« Les nouvelles sont plutôt rassurantes. Il a mal à la cheville, mais rien d'inquiétant », a dit Laurent Blanc lors d'un point de presse.
Le milieu de terrain à trois composés de Diaby, du Bordelais Alou Diarra et du Rennais Yann M' Vila a joué un rôle important dans la victoire à Sarajevo, qui a relancé les Bleus après une défaite initiale au Stade de France face au Belarus (1-0).
Et le sélectionneur n'a pas caché qu'il voulait faire confiance à ce trio, même avec le retour dans le groupe de deux valeurs sûres, Samir Nasri et Yoann Gourcuff.
« Le milieu de terrain a été une grande force en Bosnie », a-t-il dit, tout en reconnaissant que « personne n'est incontournable ».
Laurent Blanc a estimé que cette configuration n'était pas si défensive que cela, et que Diaby notamment savait créer le danger en attaque.
« (L'entraîneur d'Arsenal Arsène) Wenger le fait jouer n° 10 à Arsenal, c'est donc qu'il a des aptitudes offensives. C'est un garçon qui aime le jeu », a jugé le sélectionneur, en estimant que le Gunner avait, à 24 ans, et « peut-être plus rapidement que d'autres », le potentiel pour devenir un des cadres de l'équipe.

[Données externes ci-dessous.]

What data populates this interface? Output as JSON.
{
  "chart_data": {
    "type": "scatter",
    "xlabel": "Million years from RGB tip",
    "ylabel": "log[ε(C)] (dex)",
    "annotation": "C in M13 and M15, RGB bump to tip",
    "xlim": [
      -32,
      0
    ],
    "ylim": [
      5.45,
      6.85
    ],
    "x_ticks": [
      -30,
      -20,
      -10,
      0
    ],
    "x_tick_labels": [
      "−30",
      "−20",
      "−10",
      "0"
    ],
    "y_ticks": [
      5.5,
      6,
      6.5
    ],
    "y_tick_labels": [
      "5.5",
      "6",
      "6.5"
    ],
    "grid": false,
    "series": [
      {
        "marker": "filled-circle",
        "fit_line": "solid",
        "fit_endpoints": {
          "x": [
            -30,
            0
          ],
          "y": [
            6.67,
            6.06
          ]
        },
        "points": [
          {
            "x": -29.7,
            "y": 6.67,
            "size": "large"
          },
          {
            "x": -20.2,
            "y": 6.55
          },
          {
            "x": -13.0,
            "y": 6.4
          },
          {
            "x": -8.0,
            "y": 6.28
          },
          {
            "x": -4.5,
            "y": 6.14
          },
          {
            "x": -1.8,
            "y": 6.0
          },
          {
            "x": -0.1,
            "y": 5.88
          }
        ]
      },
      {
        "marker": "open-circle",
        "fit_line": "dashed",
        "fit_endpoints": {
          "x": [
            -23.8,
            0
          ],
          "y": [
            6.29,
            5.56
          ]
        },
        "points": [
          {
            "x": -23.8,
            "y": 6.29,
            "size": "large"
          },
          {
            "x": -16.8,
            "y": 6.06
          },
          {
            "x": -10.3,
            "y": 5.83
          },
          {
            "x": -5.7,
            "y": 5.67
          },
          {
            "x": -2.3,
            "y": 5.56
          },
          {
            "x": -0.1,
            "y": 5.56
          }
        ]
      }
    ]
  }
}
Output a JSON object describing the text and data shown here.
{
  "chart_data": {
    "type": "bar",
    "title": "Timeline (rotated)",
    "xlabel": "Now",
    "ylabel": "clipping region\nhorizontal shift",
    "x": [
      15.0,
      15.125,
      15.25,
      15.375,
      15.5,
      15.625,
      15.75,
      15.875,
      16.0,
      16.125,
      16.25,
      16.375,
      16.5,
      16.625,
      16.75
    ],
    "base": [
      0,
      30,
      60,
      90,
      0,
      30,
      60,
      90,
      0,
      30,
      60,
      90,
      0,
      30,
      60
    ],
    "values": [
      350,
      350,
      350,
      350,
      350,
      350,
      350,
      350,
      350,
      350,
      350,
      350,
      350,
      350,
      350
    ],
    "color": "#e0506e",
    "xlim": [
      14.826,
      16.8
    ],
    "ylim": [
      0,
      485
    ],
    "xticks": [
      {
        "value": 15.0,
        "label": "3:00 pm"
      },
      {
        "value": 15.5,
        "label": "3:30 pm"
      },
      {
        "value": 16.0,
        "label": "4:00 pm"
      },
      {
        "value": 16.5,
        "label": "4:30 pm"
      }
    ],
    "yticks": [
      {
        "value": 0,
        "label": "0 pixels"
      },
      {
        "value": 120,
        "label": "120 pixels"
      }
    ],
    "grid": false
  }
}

Ne pas se focaliser sur Nasri et Gourcuff
Laurent Blanc a incité les journalistes à « ne pas se focaliser » sur Nasri et Gourcuff, en n'excluant ni de les faire jouer tous les deux ensemble, ni à n'en faire jouer qu'un seul, ni à n'en faire jouer aucun.
Après avoir tressé des louanges à ses milieux de terrain actuels, le sélectionneur a été plus critique vis-à-vis de ses arrières latéraux, des postes pour lesquels, à droite comme à gauche, le football français n'est pas richement doté.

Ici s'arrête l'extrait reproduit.